The research on the project was conducted at Imperial College London as a collaboration between the Departments of Computing, Physics, Biochemistry and Earth Science & Engineering.
It originally considered requirements from applications in life science, geo-hazard monitoring, environmental modelling and renewable energy.
It is an e-Science platform based on a workflow model supporting the integration of distributed data sources and analytical tools thus enabling the end-users to derive new knowledge from devices, sensors, databases, analysis components and computational resources that reside across the Internet or grid.
The system is based on a multi-tier architecture, with a workflow server providing a number of supporting functions needed for workflow authoring and execution, such as integration and access to remote computational and data resources, collaboration tools, visualisers and publishing mechanisms.

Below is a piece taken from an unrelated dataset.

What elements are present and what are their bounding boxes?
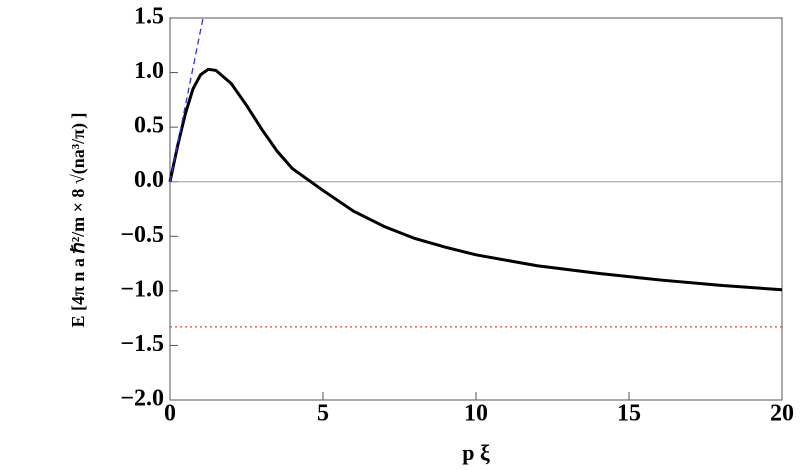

The architecture itself evolved over the years focusing on the internals of the workflow server (Ghanem et al. 2009) to support extensibility over multiple application domains as well as different execution environments.
This is an important feature since scientific experiments typically generate and use large amounts of heterogeneous and distributed data sets.

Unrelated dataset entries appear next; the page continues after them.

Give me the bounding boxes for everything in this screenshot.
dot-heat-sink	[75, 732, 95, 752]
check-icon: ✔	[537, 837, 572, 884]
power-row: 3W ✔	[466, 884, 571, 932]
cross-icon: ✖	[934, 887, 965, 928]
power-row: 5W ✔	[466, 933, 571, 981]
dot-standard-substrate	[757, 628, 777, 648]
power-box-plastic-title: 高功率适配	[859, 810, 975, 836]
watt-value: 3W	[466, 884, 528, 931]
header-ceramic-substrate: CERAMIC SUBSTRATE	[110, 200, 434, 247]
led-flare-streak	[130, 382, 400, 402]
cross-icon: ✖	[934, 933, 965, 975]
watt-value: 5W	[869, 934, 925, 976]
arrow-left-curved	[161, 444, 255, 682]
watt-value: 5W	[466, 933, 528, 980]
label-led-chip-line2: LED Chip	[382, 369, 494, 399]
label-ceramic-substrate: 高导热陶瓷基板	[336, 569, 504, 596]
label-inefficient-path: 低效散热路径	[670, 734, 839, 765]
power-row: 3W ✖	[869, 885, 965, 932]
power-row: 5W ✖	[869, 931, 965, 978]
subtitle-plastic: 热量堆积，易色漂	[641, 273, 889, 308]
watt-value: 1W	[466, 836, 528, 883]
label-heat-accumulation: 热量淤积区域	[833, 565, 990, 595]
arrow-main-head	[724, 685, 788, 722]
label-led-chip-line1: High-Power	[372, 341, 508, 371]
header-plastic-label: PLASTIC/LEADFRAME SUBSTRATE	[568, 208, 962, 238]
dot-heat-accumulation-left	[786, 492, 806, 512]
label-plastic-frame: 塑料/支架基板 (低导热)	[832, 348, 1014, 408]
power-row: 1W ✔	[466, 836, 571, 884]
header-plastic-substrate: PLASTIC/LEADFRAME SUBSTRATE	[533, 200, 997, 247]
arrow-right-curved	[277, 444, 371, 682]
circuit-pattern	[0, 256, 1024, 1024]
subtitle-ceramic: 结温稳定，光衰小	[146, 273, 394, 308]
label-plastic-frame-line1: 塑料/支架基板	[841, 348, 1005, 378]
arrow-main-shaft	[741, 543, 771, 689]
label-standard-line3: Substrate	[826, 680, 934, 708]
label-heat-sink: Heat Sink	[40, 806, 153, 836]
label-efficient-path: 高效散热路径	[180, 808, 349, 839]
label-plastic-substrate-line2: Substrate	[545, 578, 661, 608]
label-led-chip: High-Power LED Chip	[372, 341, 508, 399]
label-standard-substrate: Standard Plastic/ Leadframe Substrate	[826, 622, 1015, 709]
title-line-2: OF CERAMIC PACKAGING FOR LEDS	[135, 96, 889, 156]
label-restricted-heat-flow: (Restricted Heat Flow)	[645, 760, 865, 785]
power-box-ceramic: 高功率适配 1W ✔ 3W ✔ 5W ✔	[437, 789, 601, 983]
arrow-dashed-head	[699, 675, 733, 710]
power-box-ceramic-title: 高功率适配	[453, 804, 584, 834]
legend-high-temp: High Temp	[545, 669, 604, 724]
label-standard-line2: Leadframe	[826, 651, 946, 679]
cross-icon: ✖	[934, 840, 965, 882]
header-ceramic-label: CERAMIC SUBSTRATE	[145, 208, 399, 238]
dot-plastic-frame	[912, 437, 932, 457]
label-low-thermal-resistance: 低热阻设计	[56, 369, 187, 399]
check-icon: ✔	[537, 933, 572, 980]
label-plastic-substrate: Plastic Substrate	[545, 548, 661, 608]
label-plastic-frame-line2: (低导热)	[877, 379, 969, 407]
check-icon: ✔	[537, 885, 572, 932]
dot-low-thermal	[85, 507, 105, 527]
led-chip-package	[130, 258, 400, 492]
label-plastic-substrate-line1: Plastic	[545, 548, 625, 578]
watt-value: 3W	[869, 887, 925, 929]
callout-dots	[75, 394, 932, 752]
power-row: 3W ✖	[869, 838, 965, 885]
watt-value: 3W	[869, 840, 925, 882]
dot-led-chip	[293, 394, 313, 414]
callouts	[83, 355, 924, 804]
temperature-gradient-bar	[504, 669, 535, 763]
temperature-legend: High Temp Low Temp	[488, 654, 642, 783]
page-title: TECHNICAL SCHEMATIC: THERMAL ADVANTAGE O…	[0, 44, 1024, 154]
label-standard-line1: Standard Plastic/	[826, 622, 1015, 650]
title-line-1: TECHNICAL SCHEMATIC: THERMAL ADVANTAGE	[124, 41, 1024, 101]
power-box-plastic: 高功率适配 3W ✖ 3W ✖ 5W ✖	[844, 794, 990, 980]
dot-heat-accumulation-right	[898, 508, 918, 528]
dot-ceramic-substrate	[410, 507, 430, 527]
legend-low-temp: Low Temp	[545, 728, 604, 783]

As an example, chemical compounds represented in the widely used SMILES (Simplified molecular input line entry specification) format can be imported inside data tables, where they can be rendered adequately using either a three-dimensional representation or its structural formula.
The Discovery Net technology and system have also evolved into commercial products though the Imperial College spinout company InforSense Ltd, which further extended and applied the system in a wide variety of commercial applications as well as through further research projects, including SIMDAT, TOPCOMBI, BRIDGE and ARGUGRID[citation needed].